Once you’ve got some songs written and rehearsed, either solo or with a band, the next step is to get those songs recorded. The first thing to do in pre-production is to decide the scope of the project. What are you aiming to do with this music? Will it be a traditional three-song demo to send to labels and/or venues or will it be a full, independently released album? The answers to questions like these will influence what studio you choose.
- Select a Studio
Once you’ve selected a studio, you’ll want to open up a discussion with the studio manager or engineer to be sure that the studio can meet your needs in terms of gear and facilities. Be specific – the worst thing that can happen is that unexpected obstacles prevent your project from being completed.
- Tracking and Layering
Once you’ve set all your dates during the initial first production, you’ll need to meet at the studio with any other musicians who might be involved in order to track the instruments. Tracking can be the most time consuming and challenging part of the recording effort, for most artists. For many bands, this is a process layering each individual instrument into the recording one at a time. For solo artists tracking maybe a one or two time around effort.
The final mix is critical to creating a pleasant listening experience for your audience. This work is best left to a seasoned mix engineer. The idea of mixing is to present the song in the best possible light, and it’s a delicate step in the recording process.
Mastering puts the final sheen on a recording, and there’s an art and science to it, perhaps more so than another step in the recording process.

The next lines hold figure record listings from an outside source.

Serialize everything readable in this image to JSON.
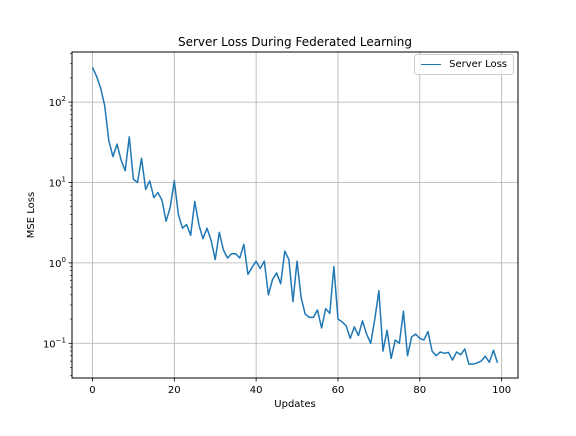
{
  "chart_data": {
    "type": "line",
    "title": "Server Loss During Federated Learning",
    "xlabel": "Updates",
    "ylabel": "MSE Loss",
    "xlim": [
      -5,
      104
    ],
    "ylim": [
      0.037,
      420
    ],
    "yscale": "log",
    "grid": true,
    "legend_position": "top-right",
    "x_ticks": [
      {
        "value": 0,
        "label": "0"
      },
      {
        "value": 20,
        "label": "20"
      },
      {
        "value": 40,
        "label": "40"
      },
      {
        "value": 60,
        "label": "60"
      },
      {
        "value": 80,
        "label": "80"
      },
      {
        "value": 100,
        "label": "100"
      }
    ],
    "y_ticks": [
      {
        "value": 0.1,
        "base": "10",
        "exp": "−1"
      },
      {
        "value": 1,
        "base": "10",
        "exp": "0"
      },
      {
        "value": 10,
        "base": "10",
        "exp": "1"
      },
      {
        "value": 100,
        "base": "10",
        "exp": "2"
      }
    ],
    "series": [
      {
        "name": "Server Loss",
        "color": "#1f77b4",
        "x": [
          0,
          1,
          2,
          3,
          4,
          5,
          6,
          7,
          8,
          9,
          10,
          11,
          12,
          13,
          14,
          15,
          16,
          17,
          18,
          19,
          20,
          21,
          22,
          23,
          24,
          25,
          26,
          27,
          28,
          29,
          30,
          31,
          32,
          33,
          34,
          35,
          36,
          37,
          38,
          39,
          40,
          41,
          42,
          43,
          44,
          45,
          46,
          47,
          48,
          49,
          50,
          51,
          52,
          53,
          54,
          55,
          56,
          57,
          58,
          59,
          60,
          61,
          62,
          63,
          64,
          65,
          66,
          67,
          68,
          69,
          70,
          71,
          72,
          73,
          74,
          75,
          76,
          77,
          78,
          79,
          80,
          81,
          82,
          83,
          84,
          85,
          86,
          87,
          88,
          89,
          90,
          91,
          92,
          93,
          94,
          95,
          96,
          97,
          98,
          99
        ],
        "values": [
          270,
          210,
          150,
          90,
          33,
          21,
          30,
          19,
          14,
          37,
          11,
          10,
          20,
          8.2,
          10.5,
          6.5,
          7.5,
          6,
          3.3,
          4.9,
          10.5,
          4,
          2.7,
          3,
          2.2,
          5.8,
          3,
          2,
          2.7,
          1.9,
          1.1,
          2.4,
          1.45,
          1.15,
          1.3,
          1.3,
          1.15,
          1.7,
          0.72,
          0.88,
          1.05,
          0.85,
          1.05,
          0.4,
          0.62,
          0.75,
          0.55,
          1.4,
          1.1,
          0.33,
          1.05,
          0.37,
          0.23,
          0.21,
          0.21,
          0.26,
          0.155,
          0.27,
          0.235,
          0.9,
          0.2,
          0.185,
          0.165,
          0.115,
          0.16,
          0.125,
          0.19,
          0.13,
          0.1,
          0.2,
          0.45,
          0.08,
          0.145,
          0.065,
          0.11,
          0.1,
          0.25,
          0.07,
          0.12,
          0.13,
          0.115,
          0.11,
          0.14,
          0.08,
          0.07,
          0.078,
          0.075,
          0.077,
          0.062,
          0.078,
          0.072,
          0.085,
          0.055,
          0.055,
          0.057,
          0.06,
          0.069,
          0.058,
          0.082,
          0.057
        ]
      }
    ]
  }
}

Because it has such a dramatic effect on the listening experience, you shouldn’t plan to skimp on the mastering phase.
- Packaging and Delivery
Finally, the must-have final step that completes your studio journey. Packaging your music means getting it to a deliverable state. This includes printing of CDs and CD covers, press kits, and encoding mp3s. Since online pages and social media are such an essential part of how listeners get music, you will want to make sure your recording is available on those sites.